James Callaghan, former prime minister and the party's leader, was repeatedly defeated by the doctrinaire left in the party's annual conference two weeks ago. Having had enough, Mr. Callaghan has now resigned the leadership. The immediate question of his successor is less interesting than the changes overtaking the character of politics in Britain.
Over Mr. Callaghan's vehement objections, a narrow majority at the conference committed the Labor Party to pull Britain out of the Common Market. The same narrow majority pledged the party to much wider nationalization of industry, and to unilateral nuclear disarmament. Within the minority -- Labor's right wing, although well to the left by American standards -- there was increasingly serious talk about pulling out and setting up a new social democratic party.
Mr.
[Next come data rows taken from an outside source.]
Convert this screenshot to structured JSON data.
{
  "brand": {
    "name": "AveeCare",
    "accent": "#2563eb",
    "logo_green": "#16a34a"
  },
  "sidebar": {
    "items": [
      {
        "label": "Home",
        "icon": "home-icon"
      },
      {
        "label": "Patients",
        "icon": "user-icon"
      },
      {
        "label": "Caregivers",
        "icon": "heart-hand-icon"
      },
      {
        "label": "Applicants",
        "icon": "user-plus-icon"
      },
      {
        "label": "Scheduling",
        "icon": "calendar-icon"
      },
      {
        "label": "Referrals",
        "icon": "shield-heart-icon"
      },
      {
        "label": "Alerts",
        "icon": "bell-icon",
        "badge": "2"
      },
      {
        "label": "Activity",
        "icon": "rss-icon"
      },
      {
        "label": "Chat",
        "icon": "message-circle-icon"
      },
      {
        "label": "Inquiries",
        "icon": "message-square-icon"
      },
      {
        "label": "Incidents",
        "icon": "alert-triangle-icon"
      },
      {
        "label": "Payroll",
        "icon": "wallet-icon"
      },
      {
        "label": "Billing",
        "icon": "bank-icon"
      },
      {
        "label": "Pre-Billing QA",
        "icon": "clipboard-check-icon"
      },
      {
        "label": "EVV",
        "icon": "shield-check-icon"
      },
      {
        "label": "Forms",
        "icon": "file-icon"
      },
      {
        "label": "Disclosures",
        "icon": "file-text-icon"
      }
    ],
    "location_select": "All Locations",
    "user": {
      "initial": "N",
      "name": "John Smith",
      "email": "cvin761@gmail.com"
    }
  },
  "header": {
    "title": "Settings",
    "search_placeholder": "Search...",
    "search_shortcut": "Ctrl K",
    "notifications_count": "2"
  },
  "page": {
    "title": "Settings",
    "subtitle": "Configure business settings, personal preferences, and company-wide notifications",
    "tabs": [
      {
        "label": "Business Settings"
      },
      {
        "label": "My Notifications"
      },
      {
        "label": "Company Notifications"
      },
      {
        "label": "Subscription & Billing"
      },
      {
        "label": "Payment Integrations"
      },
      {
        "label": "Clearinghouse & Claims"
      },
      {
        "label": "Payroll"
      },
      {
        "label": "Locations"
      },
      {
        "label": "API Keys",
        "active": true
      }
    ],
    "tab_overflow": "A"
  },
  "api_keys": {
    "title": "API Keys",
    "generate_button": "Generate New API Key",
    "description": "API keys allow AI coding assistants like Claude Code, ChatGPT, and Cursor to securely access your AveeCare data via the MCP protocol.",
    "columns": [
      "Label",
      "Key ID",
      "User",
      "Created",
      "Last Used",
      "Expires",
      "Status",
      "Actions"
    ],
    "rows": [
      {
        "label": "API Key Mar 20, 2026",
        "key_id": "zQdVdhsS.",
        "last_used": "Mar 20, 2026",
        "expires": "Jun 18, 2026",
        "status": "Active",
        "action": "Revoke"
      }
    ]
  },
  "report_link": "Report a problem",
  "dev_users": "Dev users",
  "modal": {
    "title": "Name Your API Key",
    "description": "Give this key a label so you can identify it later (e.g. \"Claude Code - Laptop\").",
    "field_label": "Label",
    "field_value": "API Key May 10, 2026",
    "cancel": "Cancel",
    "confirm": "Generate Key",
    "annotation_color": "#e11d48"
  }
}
Callaghan lost control of the conference because of the rapid swing leftward by some, although not all, of the unions. Traditionally a force for political moderation, the unions are now as badly divided among themselves as the party itself.
Since last winter Britain has been moving through a severe recession, following fairly closely the warning forecasts laid down by Prime Minister Thatcher's government. Unemployment is now higher than at any time since the Depression, and likely to go higher in the bleak winter ahead. Inflation and interest rates are down a little from last spring, but still very high.
This recession is the wringer that Mrs. Thatcher promised when she came into office last year. She's delivering. Her view is that it's the only way to curtail the inflation and revive industrial efficiency. How long will the wringer roll on? To maintain her present complete control over policy, Mrs. Thatcher will probably have to begin showing results sometime this winter. But the fragmentation of the Labor Party, and its rapid leftward drift, give her more time. There is no longer a moderate middle in British political life, offering refuge to any of Mrs. Thatcher's Conservatives who might be tempted to defect. That's good for Mrs. Thatcher's program, and good for her chances of carrying it through despite its mounting costs. But it foreshadows a political system that is profoundly -- and, for Britain, uncharacteristically -- polarized.